The ESM Metagenomic Atlas database contains structure predictions for 617 million proteins. Credit: ESM Metagenomic Atlas (CC BY 4.0)

When London-based Deep Mind revealed the predicted structures of some 220 million proteins earlier this year, it covered nearly every protein in known organisms in its DNA database. Now another tech giant is filling in the dark matter of our protein universe.

Researchers at Meta (formerly Facebook, headquartered in Menlo Park, Calif.) used artificial intelligence (AI) to predict the structures of nearly 600 million proteins from uncharacterized bacteria, viruses and other microbes Did.

It Will Change Everything: DeepMinds AI Takes a Giant Leap in Solving Protein Structures

These are the structures we know the least about. These are incredibly mysterious proteins. Alexander Rives, Principal Investigator of the Meta AI Protein Team, believes it could provide great insights into biology.

The team used large-scale language models, a type of AI underlying tools that can predict text from just a few letters or words, to generate the predictions described in Preprint 1 on Nov. 1. did.

Language models are typically trained on large amounts of text. To apply them to proteins, Rives and his colleagues gave their sequences to known proteins that can be represented by chains of 20 different amino acids, each represented by a letter. The network then learned to autocomplete proteins with some hidden amino acids.

protein autocomplete

This training gave the network an intuitive understanding of protein sequences that hold information about shape, says Rives. His second step, inspired by DeepMinds’ pioneering protein structure AI AlphaFold, combines such insights with known protein structures and information about relationships between sequences to generate predicted structures from protein sequences. .

A Metas network called ESMFold isn’t quite as accurate as AlphaFold, but he says it’s about 60 times faster at predicting structures, as the Rives team reported earlier this summer. What this means is that structure prediction can be extended to much larger databases.

As a test case, they decided to use the model with a database of bulk-sequenced metagenomic DNA from environmental sources such as soil, seawater, human gut, skin, and other microbial habitats. The majority of possible protein-encoding DNA entries come from scientifically unknown organisms that have never been cultured.

In total, the Meta team predicted over 617 million protein structures. The work consumed him 2,000 computer processors in just two weeks (AlphaFold can take minutes to generate a single forecast). The predictions, like the code underlying the models, are freely available to everyone, he said.

AlphaFold and AI The Next Step in the Protein Folding Revolution

Of these 617 million predictions, the model considered more than one-third to be of high quality, allowing researchers to identify the correct overall protein shape and possibly finer atomic-level detail. I’m sure you can. Millions of these structures are completely novel and differ from databases of ly determined protein structures and his AlphaFold database of predictions from known organisms.

A significant portion of the AlphaFold database consists of structures that are nearly identical to each other, and the metagenomic database should cover much of the previously unseen protein world, says Martin, a computational biologist at Seoul National University.
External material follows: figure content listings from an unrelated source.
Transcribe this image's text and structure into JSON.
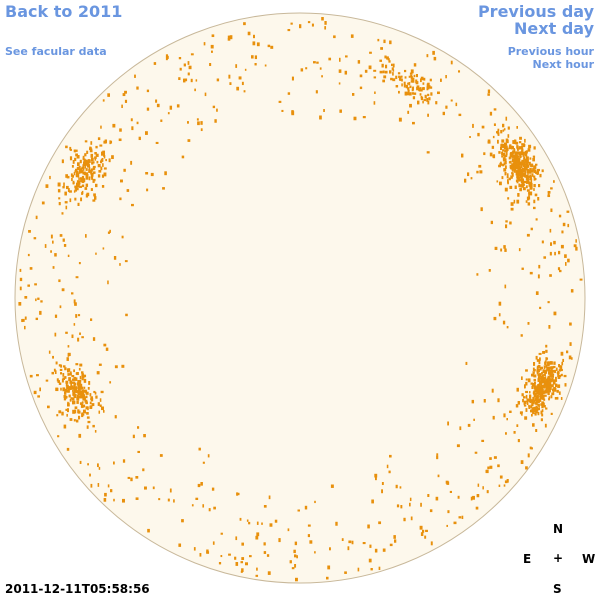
{
  "links": {
    "back": "Back to 2011",
    "facular": "See facular data",
    "previous_day": "Previous day",
    "next_day": "Next day",
    "previous_hour": "Previous hour",
    "next_hour": "Next hour"
  },
  "timestamp": "2011-12-11T05:58:56",
  "compass": {
    "north": "N",
    "east": "E",
    "center": "+",
    "west": "W",
    "south": "S"
  }
}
Steinegger says. Now is a great chance to unravel the darkness.

Sergey Ovchinnikov, an evolutionary biologist at Harvard University in Cambridge, Massachusetts, questions the hundreds of millions of predictions ESMFold made with low confidence. Some lack a defined structure, at least alone, and may be non-coding DNA misinterpreted as protein-coding material. There still seems to be more than half of the protein space that we know nothing about, he says.

Slimmer, simpler, cheaper

Burkhard Rost, a computational biologist at the Technical University of Munich in Germany, was impressed with the combination of speed and accuracy of the Metas model. However, it is questionable whether metagenome he outperforms AlphaFolds’ accuracy when predicting proteins from databases. Language-model-based prediction methods, including those developed by his team, are suitable for rapidly determining how mutations alter protein structure, which is not possible with AlphaFold. Structural predictions will become leaner, simpler and cheaper, he says, which will open the door to new things.

DeepMind currently has no plans to include metagenomic structure predictions in its database, but is not excluding this in future releases, according to company representatives. was used to predict the structures of approximately 30 million metagenomic proteins. They hope to find new types of RNA viruses by looking for new forms of genome-replicating enzymes.

Steinegger sees biology’s dark matter trolls as the obvious next step for such tools. I believe that the analysis of these metagenomic structures will explode soon.